I have little doubt that some of the GPUs that are supported are as slow as Intel's GPUs ... and there are certainly a lot of unused Intel GPUs. Unfortunately MeeLee makes a poor comparison when he uses his RTX2070 S for a comparison.

Realistically, just how useful is my GT710 (if that's a more realistic comparison)? ... or 100 of them?

Yes, I do actually have a GT710LP in one of my computers but I almost never let it download a WU. I recognize that if it starts on a WU, it will probably be able to complete it just before the Final Deadline. As soon as it passes the Timeout, a duplicate WU will be issued ... which will be picked up by a faster GPU and will be completed before my efforts can be completed or used. The project will move on to the next Gen and my work will simply be discarded as an unnecessarily duplication of effort ... meanwhile I will have delayed that trajectory by the wait for the Timeout clock to expire so the server could assume the WU is lost an issue a duplicate WU.

To make use of a multitude of slow GPUs requires a major restructuring of how FAH projects are structured. The only projects which are not urgent are assigned to CPUs and with the advent of affordable CPUs with massive numbers of threads, even those projects can be expected to be completed promptly.

Re: Add Intel Iris GPUs to GPUs.txt?

Posted: Fri May 15, 2020 6:47 am
by paulmd199
100.8 GFLOPS at double
403.2 GFLOPS at single precision
808.4 at half precision (16 bit)

I suppose the overall performance would depend on the ratio of doubles to floats.
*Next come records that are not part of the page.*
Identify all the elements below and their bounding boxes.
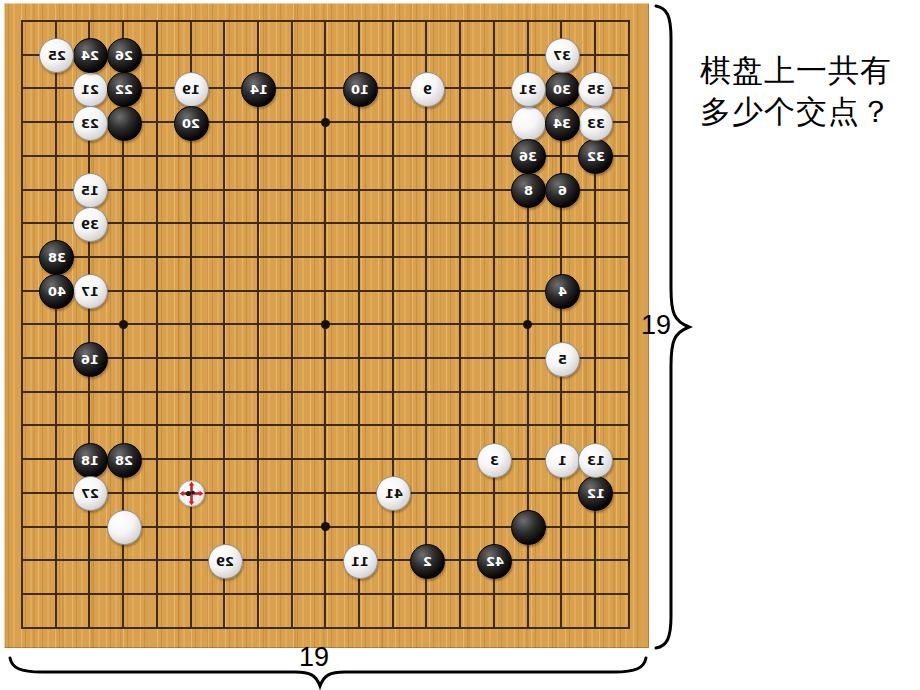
white-stone-17: 17	[73, 274, 108, 309]
stone-number: 33	[587, 117, 605, 130]
stone-number: 15	[81, 184, 99, 197]
stone-number: 35	[587, 83, 605, 96]
black-stone-10: 10	[343, 72, 378, 107]
stone-number: 41	[385, 487, 403, 500]
stone-number: 32	[587, 150, 605, 163]
white-stone-5: 5	[545, 342, 580, 377]
stone-number: 40	[48, 285, 66, 298]
stone-number: 30	[553, 83, 571, 96]
crosshair-marker	[178, 480, 205, 507]
stone-number: 14	[250, 83, 268, 96]
white-stone-31: 31	[511, 72, 546, 107]
stone-number: 6	[558, 184, 567, 197]
black-stone-22: 22	[107, 72, 142, 107]
stone-number: 19	[182, 83, 200, 96]
stone-number: 23	[81, 117, 99, 130]
grid-line-horizontal	[21, 357, 630, 359]
black-stone-4: 4	[545, 274, 580, 309]
black-stone-38: 38	[39, 240, 74, 275]
white-stone-27: 27	[73, 476, 108, 511]
stone-number: 10	[351, 83, 369, 96]
stone-number: 36	[519, 150, 537, 163]
grid-line-vertical	[425, 20, 427, 629]
black-stone-26: 26	[107, 38, 142, 73]
grid-line-vertical	[459, 20, 461, 629]
stone-number: 12	[587, 487, 605, 500]
grid-line-horizontal	[21, 424, 630, 426]
question-text: 棋盘上一共有 多少个交点？	[700, 50, 910, 132]
black-stone-8: 8	[511, 173, 546, 208]
white-stone-41: 41	[376, 476, 411, 511]
star-point	[523, 320, 532, 329]
white-stone-37: 37	[545, 38, 580, 73]
black-stone-24: 24	[73, 38, 108, 73]
black-stone-6: 6	[545, 173, 580, 208]
black-stone-40: 40	[39, 274, 74, 309]
stone-number: 5	[558, 353, 567, 366]
stone-number: 4	[558, 285, 567, 298]
stone-number: 31	[519, 83, 537, 96]
white-stone	[511, 106, 546, 141]
stone-number: 24	[81, 49, 99, 62]
white-stone-23: 23	[73, 106, 108, 141]
stone-number: 11	[351, 555, 369, 568]
white-stone-1: 1	[545, 443, 580, 478]
stone-number: 38	[48, 251, 66, 264]
stone-number: 22	[115, 83, 133, 96]
stone-number: 9	[423, 83, 432, 96]
grid-line-horizontal	[21, 627, 630, 629]
stone-number: 42	[486, 555, 504, 568]
white-stone-15: 15	[73, 173, 108, 208]
star-point	[119, 320, 128, 329]
black-stone-28: 28	[107, 443, 142, 478]
white-stone-25: 25	[39, 38, 74, 73]
stone-number: 29	[216, 555, 234, 568]
stone-number: 18	[81, 454, 99, 467]
grid-line-horizontal	[21, 559, 630, 561]
stone-number: 25	[48, 49, 66, 62]
crosshair-icon	[179, 481, 204, 506]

It would be a weighted average and probably dependent on the actual project.

Re: Add Intel Iris GPUs to GPUs.txt?

Posted: Fri May 15, 2020 6:30 pm
by MeeLee
The new 10th gen IGPs supposedly ran 1Tflops (probably at 8 or 16 bit).
They're considerably faster than my Celeron or Pentium Gold (7th/8th gen).
bruce wrote:...
I have little doubt that some of the GPUs that are supported are as slow as Intel's GPUs ... and there are certainly a lot of unused Intel GPUs. Unfortunately MeeLee makes a poor comparison when he uses his RTX2070 S for a comparison.

...
I don't think it's a poor comparison, if you look at power consumption.
It makes no sense to get data, while wasting valuable energy resources.
Especially if (in a scenario where one would run 100 units, paying $3,5k of electricity by the end of the year), could do the same thing for a mere $350, and instead do the calculation, and spend the $2,5k in system upgrades instead; which will increase the amount of work done by a multitude, and probably increase wattage and electric cost closer to $1000 a year.

Jensen Huang said in his keynote: "The more you spend, the more you save".